No domingo, dois filmes de diretores que sempre faço questão de acompanhar. Um é óbvio, mas decepcionou: Coppola, com seu Twixt. Outro é mais novo, mas mostrou uma progressão em sua carreira: Bruno Safadi e seu Éden. O segundo possibilitou que eu conhecesse a sala 3 do Roxy (em Copacabana), que desde já prefiro ao badalado Odeon (e por isso acho mil vezes melhor ver os filmes da Premiere Brasil na Zona Sul do que na antiga Cinelândia, quando o Odeon faz com que o Festival do Rio fique com cara do Festival de Gramado).

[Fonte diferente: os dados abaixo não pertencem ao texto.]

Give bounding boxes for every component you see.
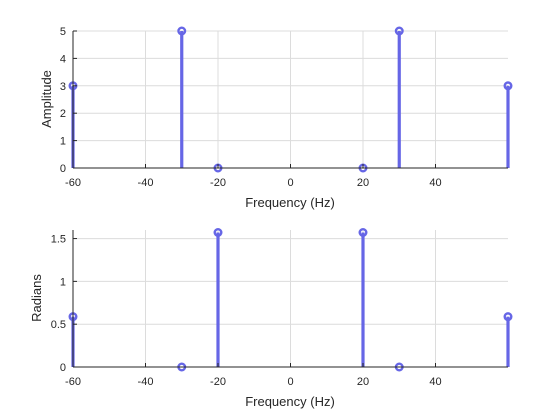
y-tick-label: 0.5: [51, 319, 66, 331]
axes-1: [72, 30, 508, 169]
subplot-radians: -60 -40 -20 0 20 40 0 0.5 1 1.5 Frequency (Hz) R…: [29, 228, 513, 409]
x-tick-label: 0: [287, 376, 293, 388]
stem-marker: [213, 228, 223, 238]
x-tick-label: -60: [65, 177, 81, 189]
x-tick-label: 0: [287, 177, 293, 189]
x-tick-labels-2: -60 -40 -20 0 20 40: [65, 376, 442, 388]
x-axis-label-1: Frequency (Hz): [245, 195, 335, 210]
y-tick-labels-2: 0 0.5 1 1.5: [51, 234, 66, 374]
y-tick-label: 1: [60, 276, 66, 288]
x-axis-label-2: Frequency (Hz): [245, 394, 335, 409]
y-tick-label: 4: [60, 53, 66, 65]
stem-marker: [503, 81, 513, 91]
x-tick-label: -20: [210, 376, 226, 388]
stem-marker: [177, 26, 187, 36]
y-tick-label: 5: [60, 26, 66, 38]
x-tick-label: 40: [429, 177, 441, 189]
y-tick-label: 1.5: [51, 234, 66, 246]
axes-2: [72, 230, 508, 368]
x-tick-label: -20: [210, 177, 226, 189]
x-tick-label: -60: [65, 376, 81, 388]
x-tick-label: 40: [429, 376, 441, 388]
stem-marker: [503, 312, 513, 322]
stem-marker: [358, 228, 368, 238]
y-axis-label-2: Radians: [29, 274, 44, 322]
y-tick-label: 0: [60, 163, 66, 175]
x-tick-label: -40: [138, 177, 154, 189]
y-tick-label: 1: [60, 136, 66, 148]
x-tick-label: 20: [357, 177, 369, 189]
x-tick-label: -40: [138, 376, 154, 388]
y-tick-label: 2: [60, 108, 66, 120]
x-tick-label: 20: [357, 376, 369, 388]
subplot-amplitude: -60 -40 -20 0 20 40 0 1 2 3 4 5 Frequency (Hz) Amp…: [39, 26, 513, 210]
stem-marker: [394, 26, 404, 36]
y-tick-label: 0: [60, 362, 66, 374]
y-tick-label: 3: [60, 81, 66, 93]
x-tick-labels-1: -60 -40 -20 0 20 40: [65, 177, 442, 189]
y-tick-labels-1: 0 1 2 3 4 5: [60, 26, 66, 175]
y-axis-label-1: Amplitude: [39, 70, 54, 128]
stems-2: [68, 228, 513, 372]
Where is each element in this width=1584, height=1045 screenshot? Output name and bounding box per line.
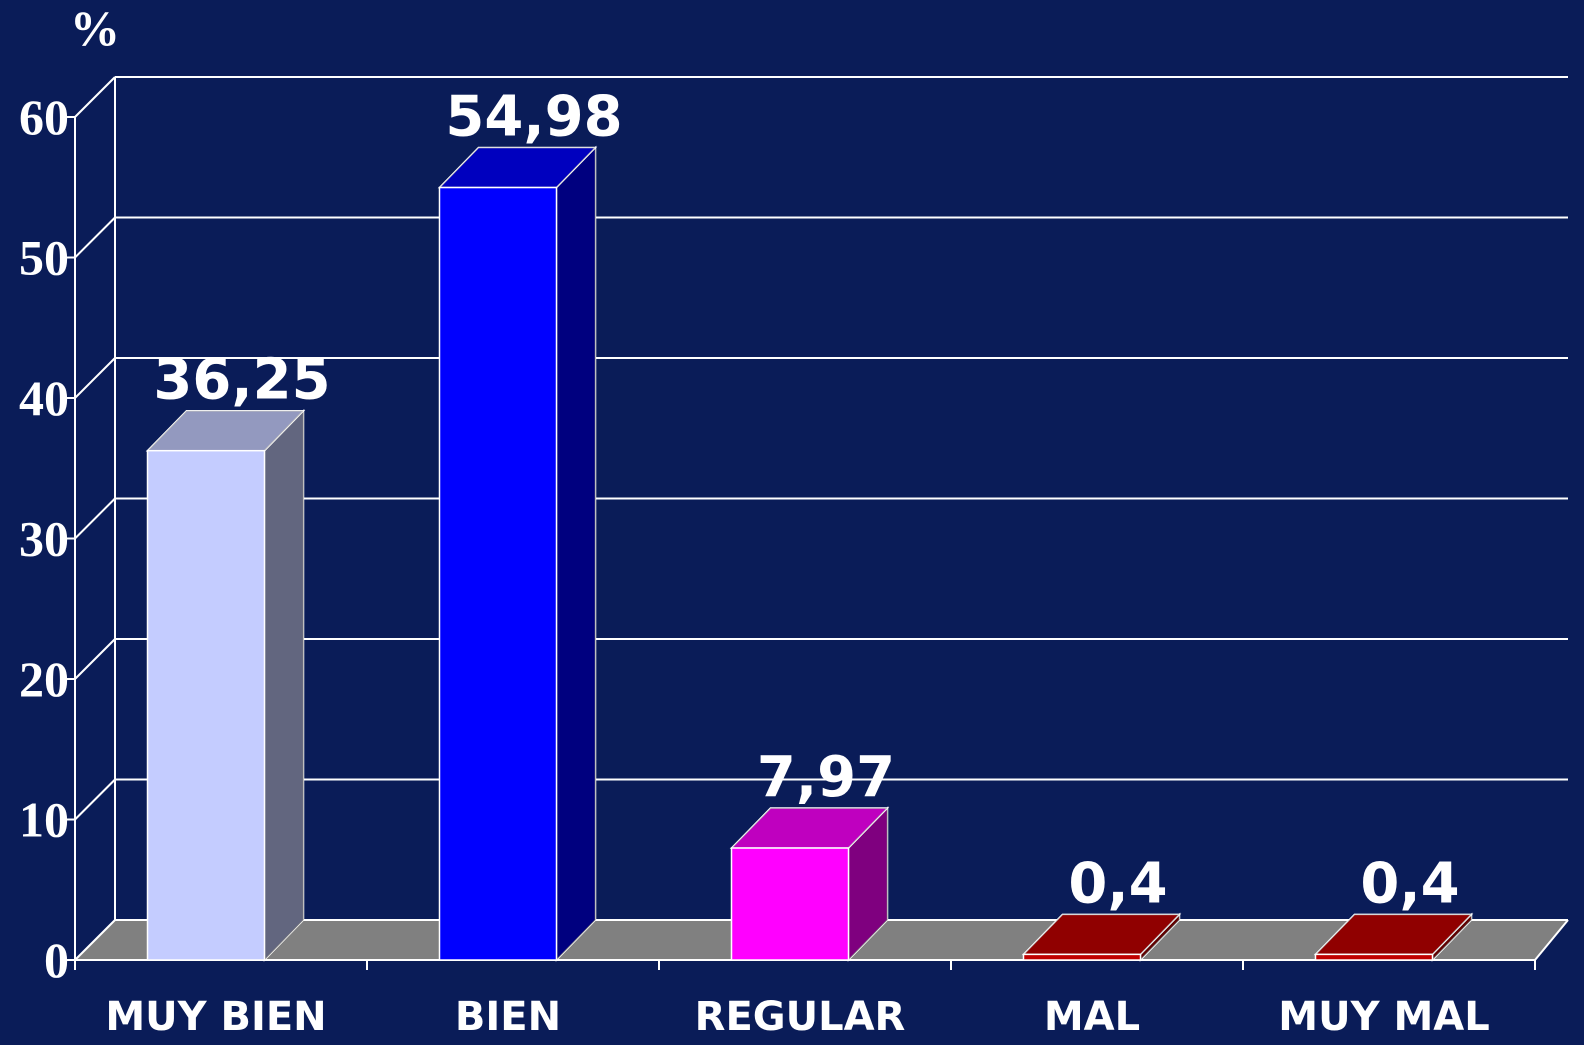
bar xyxy=(1022,953,1142,961)
bar-top-shade xyxy=(1023,914,1180,955)
bar-top-shade xyxy=(731,808,888,849)
y-tick-label: 50 xyxy=(19,230,69,286)
value-label: 54,98 xyxy=(445,85,622,150)
bar-side-shade xyxy=(1140,914,1180,960)
bar-side-shade xyxy=(848,808,888,960)
bar-side-shade xyxy=(1432,914,1472,960)
y-tick-label: 60 xyxy=(19,89,69,145)
x-tick-label: MUY BIEN xyxy=(105,994,326,1040)
x-tick-label: MAL xyxy=(1044,994,1140,1040)
grid-line-side xyxy=(74,778,116,821)
value-label: 7,97 xyxy=(757,745,895,810)
grid-line-side xyxy=(74,357,116,399)
bar xyxy=(438,186,558,961)
y-tick-label: 10 xyxy=(19,792,69,848)
grid-line-side xyxy=(74,76,116,118)
x-tick-label: BIEN xyxy=(455,994,561,1040)
bar xyxy=(1314,953,1434,961)
grid-line-side xyxy=(74,638,116,680)
grid-line-side xyxy=(74,497,116,540)
x-tick-label: MUY MAL xyxy=(1278,994,1489,1040)
bar xyxy=(146,449,266,961)
grid-line-side xyxy=(74,216,116,259)
x-tick-label: REGULAR xyxy=(695,994,906,1040)
value-label: 36,25 xyxy=(153,348,330,413)
floor-edge xyxy=(1534,919,1569,961)
bar-top-shade xyxy=(1315,914,1472,955)
y-tick-label: 0 xyxy=(44,932,69,988)
bar-top-shade xyxy=(439,147,596,188)
grid-line-side xyxy=(74,919,116,961)
bar xyxy=(730,847,850,961)
y-tick-label: 20 xyxy=(19,651,69,707)
y-tick-label: 40 xyxy=(19,370,69,426)
value-label: 0,4 xyxy=(1068,851,1167,916)
bar-side-shade xyxy=(264,410,304,960)
y-axis-label: % xyxy=(70,0,120,56)
bar-top-shade xyxy=(147,410,304,451)
bar-side-shade xyxy=(556,147,596,960)
y-tick-label: 30 xyxy=(19,511,69,567)
value-label: 0,4 xyxy=(1360,851,1459,916)
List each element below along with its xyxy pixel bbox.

Éden: em cerca de 75 minutos, Safadi capta o estado de perdição em que se encontra a personagem de Leandra Leal, que, grávida, testemunhou o assassinato de seu marido (mostrado em flashbacks meio irritantes, diga-se de passagem). Ela busca, um pouco a contragosto, a salvação em uma igreja evangélica, cujo pastor é interpretado por João Miguel. É interessante como não há o menor maniqueísmo nessa situação. O pastor ora nos é apresentado como um apaixonado que acredita no que faz, ora como um oportunista que está ali para ganhar dinheiro. Da mesma forma, a personagem de Leal se divide entre a aceitação de uma nova crença, sem que ela saiba de onde essa crença vem e o que fazer com ela, e a incredulidade com as pessoas e as situações, e principalmente com o comportamento de seu irmão, vivido por Júlio Andrade.

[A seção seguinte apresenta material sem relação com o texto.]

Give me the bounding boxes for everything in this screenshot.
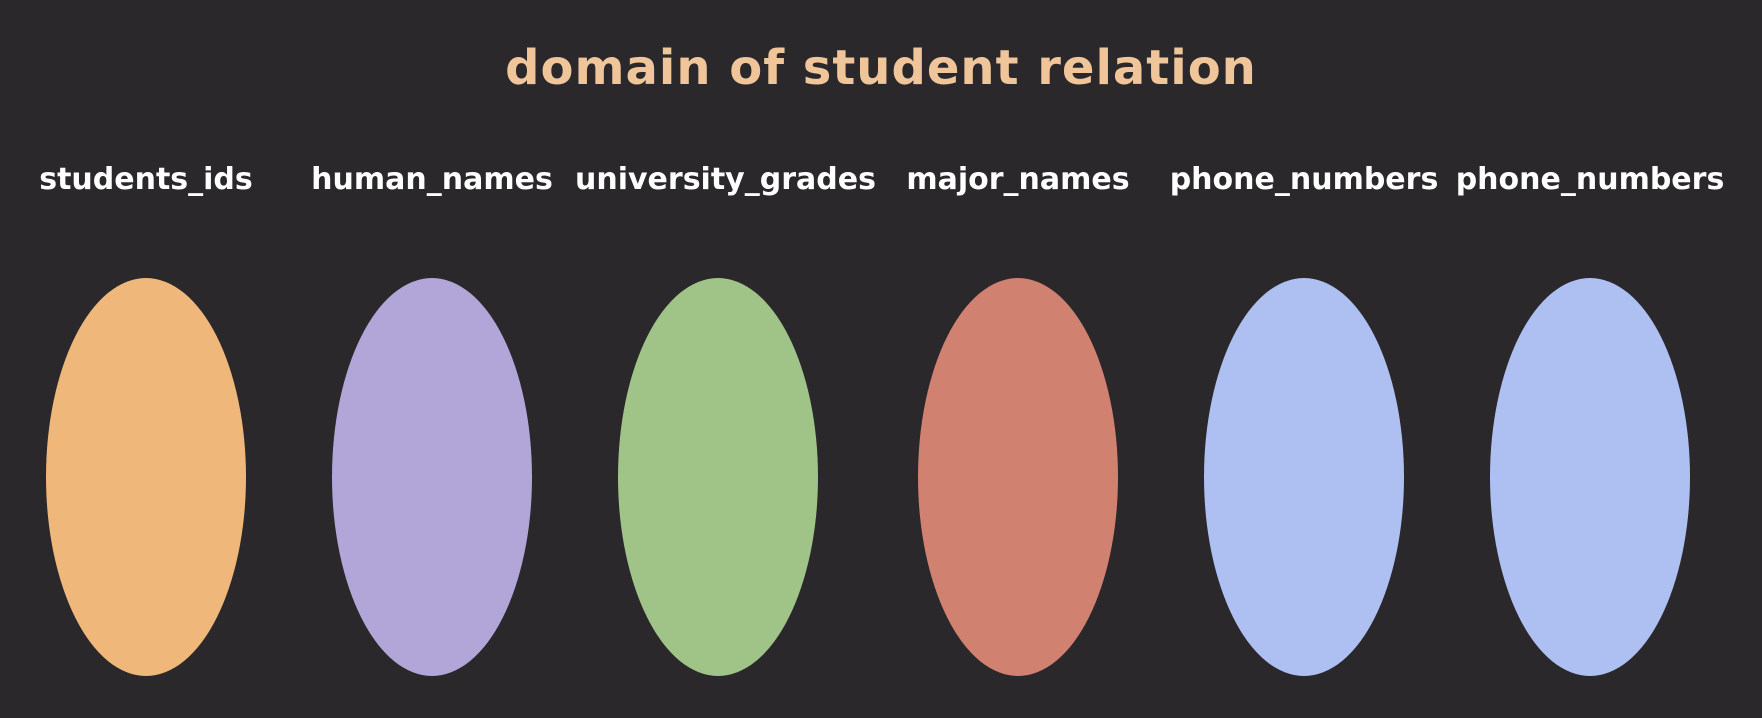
domain-label: university_grades bbox=[575, 162, 876, 197]
domain-phone-numbers-2: phone_numbers bbox=[1447, 150, 1733, 710]
domain-set-ellipse bbox=[1490, 278, 1690, 676]
domain-set-ellipse bbox=[46, 278, 246, 676]
domain-label: phone_numbers bbox=[1169, 162, 1439, 197]
domain-label: human_names bbox=[311, 162, 553, 197]
domain-university-grades: university_grades bbox=[575, 150, 876, 710]
domain-label: phone_numbers bbox=[1455, 162, 1725, 197]
domain-set-ellipse bbox=[618, 278, 818, 676]
domain-set-ellipse bbox=[332, 278, 532, 676]
domain-phone-numbers-1: phone_numbers bbox=[1161, 150, 1447, 710]
domain-set-ellipse bbox=[918, 278, 1118, 676]
domain-set-ellipse bbox=[1204, 278, 1404, 676]
domain-human-names: human_names bbox=[289, 150, 575, 710]
slide-title: domain of student relation bbox=[505, 40, 1257, 96]
domain-label: students_ids bbox=[39, 162, 253, 197]
domain-label: major_names bbox=[906, 162, 1130, 197]
domain-students-ids: students_ids bbox=[3, 150, 289, 710]
domain-major-names: major_names bbox=[875, 150, 1161, 710]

É preciso ressaltar a habilidade de Safadi na direção de atores. Leandra Leal, João Miguel e Júlio Andrade estão ótimos, assim como os atores e atrizes que vivem os personagens secundários. Na obsessão com Polanski, Safadi se sai muito melhor que em Meu Nome é Dindi. Talvez porque a matriz desta vez também é superior: em vez de Repulsa ao Sexo, temos O Bebê de Rosemary assombrando as cenas em que a protagonista tem crise (espiritual, mas que se reflete fisicamente).

Twixt é mais difícil de comentar. Difícil não soar ofensivo com o grande diretor. Porque aqui ele filma preguiçosamente, ou deixa totalmente nas mãos do diretor de fotografia (o mesmo Mihai Malaimare dos outros Coppolas deste século) a concepção visual feia de seu novo filme. Apesar da presença galhofeira de Val Kilmer, um "sub-Stephen King" em viagem ao mundo dos sonhos góticos, não dá para acreditar que Coppola tenha perdido tempo filmando isso, justamente agora em que ele não precisa mais do cinema, e por isso podia se aventurar pela arte quando tivesse realmente algo a mostrar, não simplesmente para brincar em terreno burtoniano.